Studies of the Ca²⁺ dependence of vesicle fusion as written in the review by Kaeser and Regehr (2014) suggest that specialized Ca²⁺ sensors can mediate the asynchronous release. At the crayfish neuromuscular junction, a linear relationship between the frequency of quantal events and presynaptic Ca²⁺ levels was revealed when the Ca²⁺ concentration was less than 600 nM; a much steeper dependence on Ca²⁺ was found for higher levels of Ca²⁺ (Delaney and Tank 1994). At cerebellar granule cell synapses, a component of asynchronous release lasting hundreds of milliseconds was linearly dependent on Ca²⁺, and a component lasting tens of milliseconds was more steeply dependent on Ca²⁺ (Atluri and Regehr 1998). These findings suggest that asynchronous release is mediated by a specialized Ca²⁺ sensor with a linear dependence on Ca^2+.. A model of release with multiple Ca²⁺ sensors successfully accounts for asynchronous release at the crayfish neuromuscular junction (Pan and Zucker 2009).

The comparison of the fraction of release events making up the first (two-stage) process and the second quasi-uniform process under the conditions promoting calcium ions entry into the nerve ending (elevated [Ca²⁺]_out, extended presynaptic action potential) indicates an increased contribution from the first (EMG) process (Fig. 6). That corresponds to the conventional experimental results demonstrating intensified phasic synchronous secretion at elevated calcium ion levels (Dodge and Rahamimoff 1967; Sabatini and Regehr 1999; Neher and Sakaba 2008; Dudel 2009). However, according to our experimental data, the proportion of release events governed by the EMG process was attenuated when the nerve stimulation frequency was increased. This indicates the increased contribution of the second (quasi-uniform) process, and is in agreement with the behaviour of the delayed asynchronous release demonstrating a reciprocal relation with synchronous release (Hagler and Goda 2001; Otsu et al. 2004; Neff et al. 2009).

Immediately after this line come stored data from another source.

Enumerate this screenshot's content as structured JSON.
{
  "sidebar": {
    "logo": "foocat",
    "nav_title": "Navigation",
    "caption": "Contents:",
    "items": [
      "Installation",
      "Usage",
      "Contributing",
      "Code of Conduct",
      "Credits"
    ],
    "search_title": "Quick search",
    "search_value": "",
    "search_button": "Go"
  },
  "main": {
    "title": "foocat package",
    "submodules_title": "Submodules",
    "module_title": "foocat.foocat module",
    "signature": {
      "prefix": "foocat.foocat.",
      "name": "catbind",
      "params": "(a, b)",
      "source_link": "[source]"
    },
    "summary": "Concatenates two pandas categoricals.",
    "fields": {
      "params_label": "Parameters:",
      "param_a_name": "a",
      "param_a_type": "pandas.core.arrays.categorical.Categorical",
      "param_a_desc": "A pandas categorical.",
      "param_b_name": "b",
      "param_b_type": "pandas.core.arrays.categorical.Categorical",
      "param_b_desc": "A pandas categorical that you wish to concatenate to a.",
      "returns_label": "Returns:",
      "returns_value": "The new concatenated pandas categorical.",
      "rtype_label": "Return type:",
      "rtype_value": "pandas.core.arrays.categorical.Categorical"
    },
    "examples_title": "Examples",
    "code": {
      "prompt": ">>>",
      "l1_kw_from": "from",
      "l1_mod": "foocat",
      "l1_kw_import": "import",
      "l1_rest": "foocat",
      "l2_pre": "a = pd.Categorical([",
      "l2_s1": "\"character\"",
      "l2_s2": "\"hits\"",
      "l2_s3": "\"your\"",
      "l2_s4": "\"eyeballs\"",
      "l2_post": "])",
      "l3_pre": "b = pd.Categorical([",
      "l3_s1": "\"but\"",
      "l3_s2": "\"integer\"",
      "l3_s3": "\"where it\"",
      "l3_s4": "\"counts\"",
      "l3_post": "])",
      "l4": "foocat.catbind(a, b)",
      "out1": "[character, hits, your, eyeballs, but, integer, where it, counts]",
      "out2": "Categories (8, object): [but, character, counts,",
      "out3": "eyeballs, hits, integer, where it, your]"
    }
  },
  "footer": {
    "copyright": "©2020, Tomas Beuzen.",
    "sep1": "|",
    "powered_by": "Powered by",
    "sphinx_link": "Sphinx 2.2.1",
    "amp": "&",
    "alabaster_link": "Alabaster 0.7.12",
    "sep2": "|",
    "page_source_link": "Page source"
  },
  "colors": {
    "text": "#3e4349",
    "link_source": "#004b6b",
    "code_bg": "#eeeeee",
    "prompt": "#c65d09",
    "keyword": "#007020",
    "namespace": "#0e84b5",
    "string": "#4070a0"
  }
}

However, the possibility that the uniquantal events associated with the uniform distribution were, in fact, spontaneously released miniature EPCs must not be ruled out. To check this hypothesis, an additional comparison of the distributions of the interstimulus intervals of spontaneously occurring miniature and evoked uniquantal EPCs recorded at the same synaptic contact would be required.